Introdução
A disputa entre big techs deixou de ser apenas sobre mídia.
Agora, ela é sobre controle da jornada.
Google quer transformar a busca em assistente.
Meta quer automatizar campanhas com IA.
Amazon fortalece retail media.
TikTok disputa descoberta e entretenimento.
Apple aposta em privacidade, dispositivos e ecossistema.
O que todas têm em comum?
Elas não querem apenas vender inventário.
Querem controlar o momento em que o consumidor descobre, considera, compara e decide.
A atenção virou infraestrutura
Durante anos, atenção era uma métrica.
Agora, atenção virou infraestrutura de negócio.

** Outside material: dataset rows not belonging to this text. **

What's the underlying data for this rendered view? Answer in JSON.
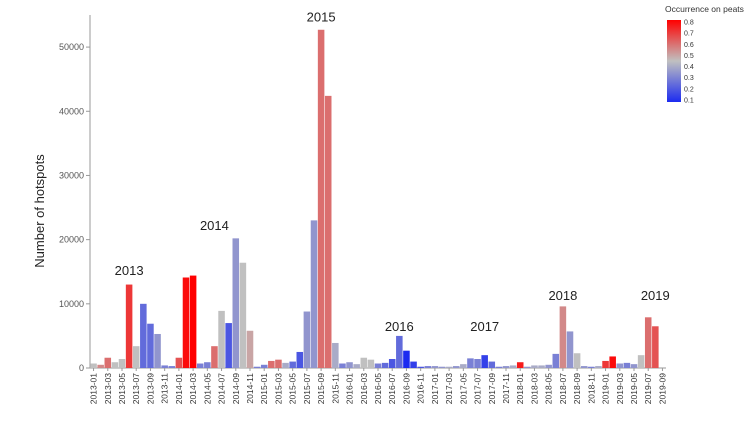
{
  "chart_data": {
    "type": "bar",
    "ylabel": "Number of hotspots",
    "xlabel": "",
    "ylim": [
      0,
      55000
    ],
    "yticks": [
      0,
      10000,
      20000,
      30000,
      40000,
      50000
    ],
    "categories": [
      "2013-01",
      "2013-02",
      "2013-03",
      "2013-04",
      "2013-05",
      "2013-06",
      "2013-07",
      "2013-08",
      "2013-09",
      "2013-10",
      "2013-11",
      "2013-12",
      "2014-01",
      "2014-02",
      "2014-03",
      "2014-04",
      "2014-05",
      "2014-06",
      "2014-07",
      "2014-08",
      "2014-09",
      "2014-10",
      "2014-11",
      "2014-12",
      "2015-01",
      "2015-02",
      "2015-03",
      "2015-04",
      "2015-05",
      "2015-06",
      "2015-07",
      "2015-08",
      "2015-09",
      "2015-10",
      "2015-11",
      "2015-12",
      "2016-01",
      "2016-02",
      "2016-03",
      "2016-04",
      "2016-05",
      "2016-06",
      "2016-07",
      "2016-08",
      "2016-09",
      "2016-10",
      "2016-11",
      "2016-12",
      "2017-01",
      "2017-02",
      "2017-03",
      "2017-04",
      "2017-05",
      "2017-06",
      "2017-07",
      "2017-08",
      "2017-09",
      "2017-10",
      "2017-11",
      "2017-12",
      "2018-01",
      "2018-02",
      "2018-03",
      "2018-04",
      "2018-05",
      "2018-06",
      "2018-07",
      "2018-08",
      "2018-09",
      "2018-10",
      "2018-11",
      "2018-12",
      "2019-01",
      "2019-02",
      "2019-03",
      "2019-04",
      "2019-05",
      "2019-06",
      "2019-07",
      "2019-08",
      "2019-09"
    ],
    "xtick_labels": [
      "2013-01",
      "2013-03",
      "2013-05",
      "2013-07",
      "2013-09",
      "2013-11",
      "2014-01",
      "2014-03",
      "2014-05",
      "2014-07",
      "2014-09",
      "2014-11",
      "2015-01",
      "2015-03",
      "2015-05",
      "2015-07",
      "2015-09",
      "2015-11",
      "2016-01",
      "2016-03",
      "2016-05",
      "2016-07",
      "2016-09",
      "2016-11",
      "2017-01",
      "2017-03",
      "2017-05",
      "2017-07",
      "2017-09",
      "2017-11",
      "2018-01",
      "2018-03",
      "2018-05",
      "2018-07",
      "2018-09",
      "2018-11",
      "2019-01",
      "2019-03",
      "2019-05",
      "2019-07",
      "2019-09"
    ],
    "values": [
      700,
      500,
      1600,
      900,
      1400,
      13000,
      3400,
      10000,
      6900,
      5300,
      400,
      300,
      1600,
      14100,
      14400,
      700,
      900,
      3400,
      8900,
      7000,
      20200,
      16400,
      5800,
      200,
      500,
      1100,
      1300,
      800,
      1000,
      2500,
      8800,
      23000,
      52700,
      42400,
      3900,
      700,
      900,
      600,
      1600,
      1300,
      700,
      800,
      1400,
      5000,
      2700,
      1000,
      200,
      300,
      300,
      200,
      200,
      300,
      600,
      1500,
      1400,
      2000,
      1000,
      200,
      300,
      400,
      900,
      200,
      400,
      400,
      500,
      2200,
      9600,
      5700,
      2300,
      300,
      200,
      300,
      1100,
      1800,
      700,
      800,
      600,
      2000,
      7900,
      6500,
      0
    ],
    "peat_fraction": [
      0.45,
      0.55,
      0.6,
      0.45,
      0.45,
      0.7,
      0.45,
      0.25,
      0.25,
      0.35,
      0.3,
      0.3,
      0.65,
      0.78,
      0.8,
      0.3,
      0.3,
      0.6,
      0.45,
      0.2,
      0.35,
      0.45,
      0.5,
      0.3,
      0.3,
      0.6,
      0.6,
      0.4,
      0.25,
      0.2,
      0.35,
      0.35,
      0.6,
      0.6,
      0.4,
      0.3,
      0.35,
      0.4,
      0.45,
      0.45,
      0.3,
      0.25,
      0.2,
      0.25,
      0.1,
      0.15,
      0.2,
      0.3,
      0.35,
      0.35,
      0.4,
      0.35,
      0.4,
      0.3,
      0.3,
      0.15,
      0.25,
      0.3,
      0.35,
      0.4,
      0.75,
      0.35,
      0.4,
      0.4,
      0.35,
      0.3,
      0.55,
      0.35,
      0.45,
      0.35,
      0.3,
      0.4,
      0.7,
      0.78,
      0.35,
      0.3,
      0.35,
      0.45,
      0.6,
      0.65,
      0
    ],
    "colorbar": {
      "title": "Occurrence on peats",
      "ticks": [
        "0.8",
        "0.7",
        "0.6",
        "0.5",
        "0.4",
        "0.3",
        "0.2",
        "0.1"
      ],
      "colors": {
        "low": "#1c2bf0",
        "mid": "#c0c0c0",
        "high": "#ff0000"
      }
    },
    "annotations": [
      {
        "text": "2013",
        "x": "2013-06",
        "y": 14500
      },
      {
        "text": "2014",
        "x": "2014-06",
        "y": 21500
      },
      {
        "text": "2015",
        "x": "2015-09",
        "y": 54000
      },
      {
        "text": "2016",
        "x": "2016-08",
        "y": 5800
      },
      {
        "text": "2017",
        "x": "2017-08",
        "y": 5800
      },
      {
        "text": "2018",
        "x": "2018-07",
        "y": 10600
      },
      {
        "text": "2019",
        "x": "2019-08",
        "y": 10600
      }
    ],
    "grid": false
  }
}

Quem controla a atenção controla:
- Dados
- Inventário
- Recomendação
- Influência
- Compra
- Mensuração
É por isso que as big techs estão redesenhando suas plataformas para manter o usuário dentro de seus ambientes por mais tempo.
O Google, por exemplo, está integrando agentes de IA ao Search, com respostas mais visuais, conversacionais e capazes de executar tarefas.
A Meta, por outro lado, mira um modelo em que o anunciante fornece objetivo e orçamento, enquanto a IA cuida da criação, segmentação e otimização da campanha.
O problema para as marcas
Quanto mais as big techs automatizam e fecham seus ecossistemas, mais as marcas correm o risco de perder autonomia.
A plataforma decide:
- Quem vê
- Quando vê
- Qual criativo performa
- Qual público converte
- Onde o orçamento deve ir
Isso pode gerar eficiência, mas também cria dependência.
A marca passa a saber menos sobre sua própria audiência e depende cada vez mais da interpretação da plataforma.
A pergunta estratégica: quem é dono do aprendizado?
Esse talvez seja o ponto mais importante.
Se a campanha performa, quem aprende?
A marca?
A agência?
A plataforma?
A AdTech?
Em ecossistemas fechados, boa parte do aprendizado fica dentro da big tech. Isso limita comparações, reduz transparência e dificulta planejamento cross-channel.
É aqui que soluções com DMP e DSP próprias ganham relevância.
Elas ajudam marcas a construir inteligência fora dos jardins murados, conectando comportamento mobile, geolocalização, contexto, busca, fala, visita ao PDV e consumo de conteúdo.
O papel da mídia programática independente
A mídia programática independente não substitui big techs.
Mas equilibra o jogo.
Ela permite:
- Ativar audiências fora dos grandes walled gardens
- Cruzar dados de comportamento mobile
- Trabalhar inventários diversos
- Mensurar visitas físicas
- Criar jornadas omnichannel
- Reduzir dependência de uma única plataforma
Para marcas que querem controle estratégico, esse equilíbrio será cada vez mais importante.
O que isso tem a ver com OPL
A OPL entra justamente nesse ponto: como uma estrutura capaz de conectar dados, mídia mobile, comportamento e mensuração para além das plataformas fechadas.
Com soluções como:
- Search Target
- App/Web Behavior
- Geolocalização
- Store Visit
- Contextual
- TV Sync
- MDOOH
- Segmentação por palavras-chave faladas próximas ao celular
A marca consegue construir uma jornada mais ampla, sem depender exclusivamente da lógica de uma big tech.
Conclusão
A nova guerra das big techs não é só por verba publicitária.
É pela influência sobre a decisão.
Quem controla a interface controla a atenção.
Quem controla a atenção controla a mídia.
E quem controla a mídia influencia o consumo.
Em 2026, marcas precisam de performance, mas também precisam de autonomia.
Porque depender de uma única plataforma pode até funcionar no curto prazo.
Mas entender sua própria audiência é o que sustenta crescimento no longo prazo.